Can the GDPR Affect The Caribbean Business?
General Data Protection Regulation (GDPR) is a European privacy regulation aimed at controlling how businesses collect, store and use their customer’s data. This regulation affects all businesses offering products and services to the EU citizens no matter the location of the business. In other words never mind we are in the Caribbean and are now exploring our online and e-commerce spaces, we are going to be affected. This new GDPR regulation will take effect from May 25th, 2018.
What is it?
The regulation requires that every business working with personal data such as customer’s name, bank details, email address, photo, medical information, location details, and other personal information must have a data protection officer. This officer is responsible for making sure that all the GDPR regulations are in compliance. Sometimes we in the Caribbean think that we can get away, however the Internet has made our presence similar to if we are simply next door to each other. It may be prudent therefore to start working towards collecting just the necessary info.
Businesses will be limited to collecting only the important information from the customers. GDPR will not allow any business to collect information that is not of any use for the service provision or delivery or product to the customers.
If a business has more information about the customer that is of no use, then what will happen is that the business should delete the information before May 2018. Every business is expected to document what it does with the data it collects from the customers. Before collecting any information from customers a business should inform the customer why the information is needed and how the business will be using the information given.
If you are running a business, then it is also expected that you put security measures to secure all personal data given to you by your customers from breaching. If for any reason the breach occurs your business should go an extra mile to notify the individuals and other relevant authorities.

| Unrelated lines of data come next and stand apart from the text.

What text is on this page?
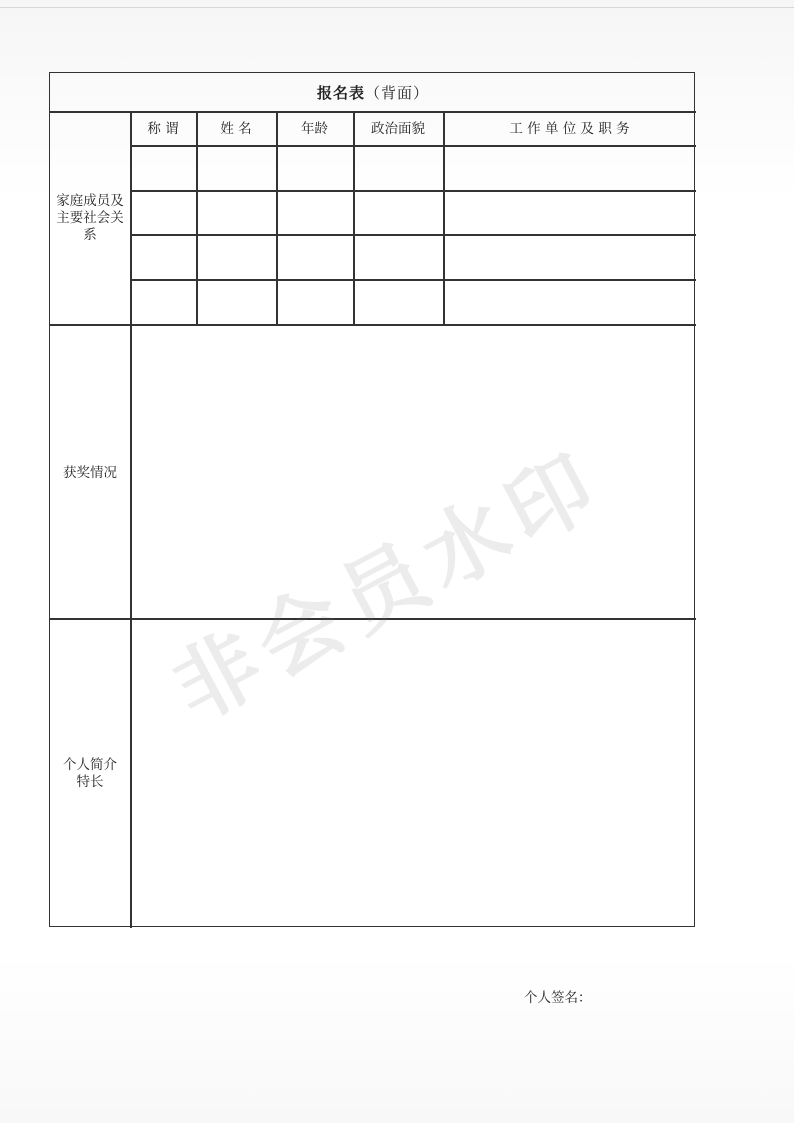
报名表（背面）
家庭成员及主要社会关系
称 谓	姓 名	年龄	政治面貌	工 作 单 位 及 职 务
获奖情况
个人简介特长
个人签名：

Businesses should train their employees on how to comply with all the GDPR regulations. This includes informing them all the regulations, how to comply with them and the risks of not complying with the set regulations.
As a Caribbean business, and you have already set customer data protection protocols, then they should be checked whether they comply with the requirements of the GDPR. It cant hurt to be just a bit more secure.
As you run your business, it will also lead to a tougher time since the new rights give individuals, customers and clients the rights to have their own data deleted. Guess what!!! Some people will be taking advantage of this and will likely place claims to have their information deleted even when they still have pending transactions. This then means the customer can and will evade some duties and responsibilities. The business is therefore expected to put some measures to avoid such circumstances.
Some individuals may not be willing to freely give their information to your business. The business will not be able to know more about the individuals they will be dealing with as it will be limited to collecting only the information that is of use and the use of the information must be documented.
It seems as if there is another hurdle for our businesses to overcome.